On the Opening of Graham Greene’s “Under the Garden”

By David Lehman

Featured Art: Ventana de Radiografías by Manuel Alvarez Bravo

The first paragraph of “Under the Garden,” Graham Greene’s finest story, consists of just two sentences:

It was only when the doctor said to him, “Of course the fact that you don’t smoke is in your favour,” Wilditch realized what it was he had been trying to convey with such tact. Dr. Cave had lined up along one wall a series of X-ray photographs, the whorls of which reminded the patient of those pictures of the Earth’s surface taken from a great height that he had pored over at one period during the war, trying to detect the tiny grey seed of a launching camp.

With the indirection that passes for a physician’s professional “tact,” the masterly opening sentence reveals that the protagonist, a man named Wilditch, has just been handed a death sentence. Greene’s opening dwells on the doctor’s discomfort with speaking the bald truth (“what it was he had been trying to convey”), his determination to skirt the subject, with the result that the bitter prognostication of the man’s demise dawns on the reader in the same way that it dawns on Wilditch: belatedly, like the answer to a riddle or trick question. Or so it feels: Greene gets us right into the mind of his protagonist at the moment of revelation.

The names (Wilditch, Dr. Cave) may seem allegorical, but that is perhaps as it should be in a piece of dreamlike fiction that sets store (we learn later) by “the power of the name.” Wilditch does have an untamed side, and in the extended sequence that gives the story its title, he is a little boy lost in a cave under the garden behind the house in which he grew up.

The simile in the second sentence is sublimely on the mark, the X-ray likened to aerial photography of enemy territory “during the war”—the war that need not be named because it was the central event in the entire twentieth century.

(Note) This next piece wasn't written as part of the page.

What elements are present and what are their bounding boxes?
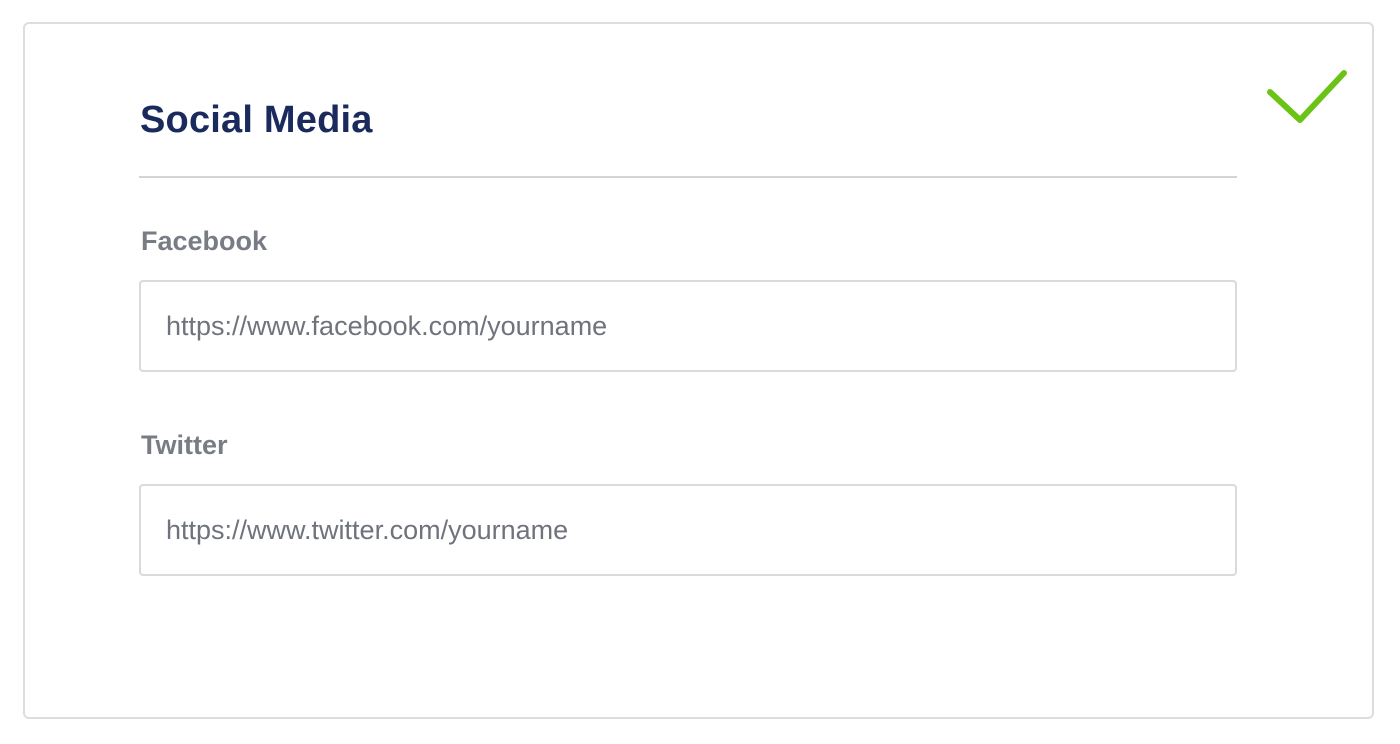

The diseased body is likened to a landscape, and a war-torn zone at that, dominated by destructive weapons and therefore a likely target of destruction

itself. It is a brilliant touch. The sentence conveys something about the medical profession—its appeal to the impersonal, the technical, the clinical and allegedly scientific—introducing at the same time a critical piece of information about the past life of our hero, now reduced pathetically to “the patient,” like an accused man standing powerless before a tribunal.

The word “trying” appears twice in this short paragraph—the first time in reference to the doctor’s inadequate use of language, the second time in reference to Wilditch’s work in the war. The word almost always implies failure or futility, and it hangs in the air here, perhaps to remind us that for all its airs of precision, the medical profession is as approximate and as founded on guess- work as military maneuvers—ill-named “surgical strikes,” for example—and that it is the inevitable fate of the human body to decline into a state of decay or rebellion, and when that happens, life becomes a terminal trial.

“Under the Garden” is much the longest story in Greene’s 1963 collection, which he called A Sense of Reality. It is a shrewd composite title for a book of stories that lives up to an ideal that Coleridge described in Biographia Literaria (chapter xiv). Coleridge, accounting for his contribution to the Lyrical Ballads, tells us he aimed at writing poems in which “the incidents and agents were to be, in part at least, supernatural” and nevertheless felt “real.” “And,” Coleridge adds, “real in this sense they have been to every human being who, from what- ever source of delusion, has at any time believed himself under supernatural agency.”